Introduction Hepatitis B virus (HBV) infection is an important health problem in the UK where 180 000 to 326 000 people are estimated to be chronic carriers of the virus and at increased risk of cirrhosis and hepatocellular carcinoma.

Aim To establish a national register of chronic HBV patients for long-term follow-up to provide comprehensive data on demographic, clinical, and virological characteristics of chronic HBV infection in the UK.

Method Adult patients with chronic HBV infection (HBsAg positive >6 months) under active follow-up in 15 UK liver centres were eligible. Patient recruitment commenced in February 2007. Demographic and clinical data were recorded for all patients. Serum samples were collected on a subset of patients to determine HBV genotype and presence of mutations by sequencing.

Results 1147 patients have been registered. Their mean age was 43±13 years; 57% were male. The most common ethnicities were Chinese (26%), white (22%) and Pakistani (18%). The majority (81%, 676/831) were born outside the UK primarily in Pakistan (15%), Hong Kong (12%) and China (10%). 22% were HBeAg positive. Cirrhosis was present in 17% of cases that had a liver biopsy (n=447). 63% were HBV antiviral treatment naïve. 33% were currently on treatment of which 53% were on monotherapy primarily with either lamivudine (53%) or entecavir (28%). HBV DNA was currently undetectable in 53% (193/362) of treated subjects. The prevalence of HBV genotypes in those sequenced (n=293) was as follows: A (14%), B (17%), C (18%), D (42.7%), E (8%) and G (0.3%). HBV genotypes differed according to ethnicity (p<0.001): whites were predominantly genotypes A (46%) and D (46%), Chinese genotypes B (44%) and C (46%), black Africans genotypes A (21%) and E (53%) and Pakistanis genotype D (97%). Precore and basal core promoter region mutations (BCP; T1762/A1764) occurred in 45% (127/280) and 15% (42/280) of those tested, respectively. 20% (56/280) of the samples carried both precore and BCP mutations. HBsAg mutations indicative of altered antigenicity and could potentially be involved in vaccine escape were detected in 19% (54/286). Polymerase mutations associated with antiviral resistance were identified in 23% (18/77) (only those currently/previously on treatment).

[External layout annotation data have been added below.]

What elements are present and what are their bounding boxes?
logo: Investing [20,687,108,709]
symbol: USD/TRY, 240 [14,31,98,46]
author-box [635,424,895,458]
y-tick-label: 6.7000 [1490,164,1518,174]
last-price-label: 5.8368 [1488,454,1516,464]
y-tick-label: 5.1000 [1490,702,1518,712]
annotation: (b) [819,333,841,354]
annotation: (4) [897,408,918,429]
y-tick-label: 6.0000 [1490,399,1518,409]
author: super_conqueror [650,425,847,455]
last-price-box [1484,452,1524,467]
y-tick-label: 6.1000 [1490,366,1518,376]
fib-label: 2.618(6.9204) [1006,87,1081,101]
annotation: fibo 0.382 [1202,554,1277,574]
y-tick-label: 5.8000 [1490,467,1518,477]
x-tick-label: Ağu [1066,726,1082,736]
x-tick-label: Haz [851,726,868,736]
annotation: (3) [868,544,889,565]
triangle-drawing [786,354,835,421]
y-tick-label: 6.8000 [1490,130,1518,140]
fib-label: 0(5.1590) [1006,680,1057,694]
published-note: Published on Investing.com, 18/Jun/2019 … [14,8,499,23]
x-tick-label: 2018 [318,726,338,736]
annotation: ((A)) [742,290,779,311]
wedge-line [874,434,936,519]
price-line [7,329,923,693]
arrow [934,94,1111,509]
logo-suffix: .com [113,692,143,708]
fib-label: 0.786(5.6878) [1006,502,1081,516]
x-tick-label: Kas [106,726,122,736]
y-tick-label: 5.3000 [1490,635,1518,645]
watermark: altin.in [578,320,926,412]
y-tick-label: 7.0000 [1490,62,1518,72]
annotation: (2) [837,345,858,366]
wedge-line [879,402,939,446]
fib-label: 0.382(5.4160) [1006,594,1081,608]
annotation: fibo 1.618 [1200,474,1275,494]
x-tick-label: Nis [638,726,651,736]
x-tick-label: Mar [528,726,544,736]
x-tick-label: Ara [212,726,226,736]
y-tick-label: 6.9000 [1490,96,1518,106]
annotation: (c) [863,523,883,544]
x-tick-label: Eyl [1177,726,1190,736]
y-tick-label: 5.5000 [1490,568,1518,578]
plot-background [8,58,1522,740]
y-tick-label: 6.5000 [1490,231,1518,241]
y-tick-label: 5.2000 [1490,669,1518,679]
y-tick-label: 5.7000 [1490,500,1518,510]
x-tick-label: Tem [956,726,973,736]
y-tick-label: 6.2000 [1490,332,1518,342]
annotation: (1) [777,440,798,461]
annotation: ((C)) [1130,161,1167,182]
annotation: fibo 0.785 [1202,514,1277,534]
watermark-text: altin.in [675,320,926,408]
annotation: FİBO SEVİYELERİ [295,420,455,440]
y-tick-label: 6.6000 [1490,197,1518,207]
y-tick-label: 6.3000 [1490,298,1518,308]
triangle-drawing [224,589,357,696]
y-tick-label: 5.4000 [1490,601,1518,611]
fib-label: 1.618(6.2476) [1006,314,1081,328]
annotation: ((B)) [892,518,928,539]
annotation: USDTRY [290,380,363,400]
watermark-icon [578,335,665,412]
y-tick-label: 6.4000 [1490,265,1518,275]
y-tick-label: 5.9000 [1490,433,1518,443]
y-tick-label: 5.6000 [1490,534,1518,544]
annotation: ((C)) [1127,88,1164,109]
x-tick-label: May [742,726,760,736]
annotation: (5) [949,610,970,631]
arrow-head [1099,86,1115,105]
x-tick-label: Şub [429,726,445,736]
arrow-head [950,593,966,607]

Conclusion We have established the first nationwide chronic HBV register in the UK. In our study population, chronic HBV infection was predominant in immigrants born in countries with high HBV prevalence. A strong association was found between HBV genotypes and ethnicity. Precore mutations were more common than BCP mutations and one-fifth of those tested carried both mutations.

The cross-sectional data have enabled exploration of epidemiological associations with chronic HBV infection, the use of antivirals, molecular typing and emergence of novel resistance strains in clinical practice which may differ from clinical trial results. Prospective follow-up of the cohort will allow further characterisation of long-term outcomes.